Radial Velocity Detectability of Low‐Mass Extrasolar Planets in Close Orbits

Abstract

Detection of Jupiter-mass companions to nearby solar-type stars with precise radial velocity measurements is now routine, and Doppler surveys are moving toward lower velocity amplitudes. The detection of several Neptune-mass planets with orbital periods of less than a week has been reported. The drive toward the search for close-in, Earth-mass planets is on the agenda. Successful detection or meaningful upper limits will place important constraints on the process of planet formation. In this paper, we quantify the statistics of detection of low-mass planets in close orbits, showing how the detection threshold depends on the number and timing of the observations. In particular, we consider the case of a low-mass planet close to but not on the 2 : 1 mean motion resonance with a hot Jupiter. This scenario is a likely product of the core-accretion hypothesis for planet formation coupled with migration of Jupiters in the protoplanetary disk. It is also advantageous for detection because the orbital period is well constrained.
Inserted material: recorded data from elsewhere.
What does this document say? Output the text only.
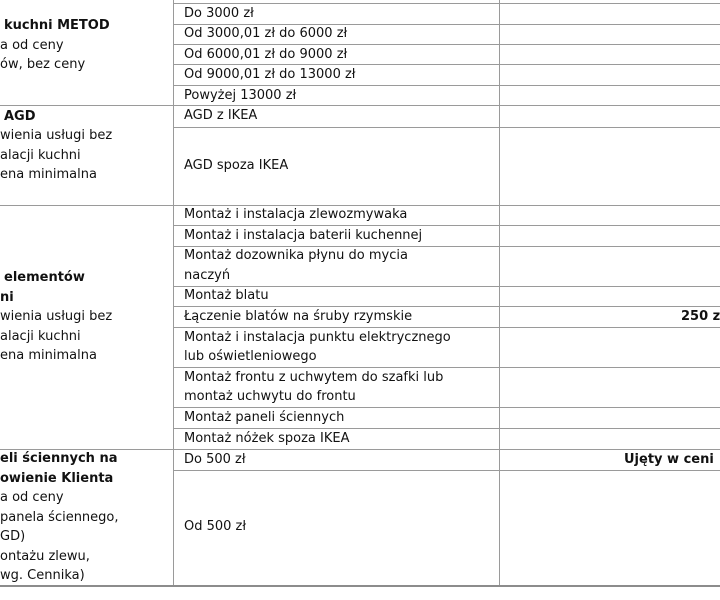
kuchni METOD
a od ceny
ów, bez ceny
Do 3000 zł
Od 3000,01 zł do 6000 zł
Od 6000,01 zł do 9000 zł
Od 9000,01 zł do 13000 zł
Powyżej 13000 zł
AGD
wienia usługi bez
alacji kuchni
ena minimalna
AGD z IKEA
AGD spoza IKEA
elementów
ni
wienia usługi bez
alacji kuchni
ena minimalna
Montaż i instalacja zlewozmywaka
Montaż i instalacja baterii kuchennej
Montaż dozownika płynu do mycia
naczyń
Montaż blatu
Łączenie blatów na śruby rzymskie	250 z
Montaż i instalacja punktu elektrycznego
lub oświetleniowego
Montaż frontu z uchwytem do szafki lub
montaż uchwytu do frontu
Montaż paneli ściennych
Montaż nóżek spoza IKEA
eli ściennych na
owienie Klienta
a od ceny
panela ściennego,
GD)
ontażu zlewu,
wg. Cennika)
Do 500 zł	Ujęty w ceni
Od 500 zł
We show that the minimum detectable mass is ≈4 M⊕ (N/20)-1/2(σ/m s-1)(P/days)1/3(M*/M☉)2/3 for N ≥ 20, where N is the number of observations, P is the orbital period, σ is the quadrature sum of Doppler velocity measurement errors and stellar jitter, and M* is the stellar mass. Detection of few Earth-mass rocky cores will require ~1 m s-1 velocity precision and, most important, a better understanding of stellar radial velocity jitter.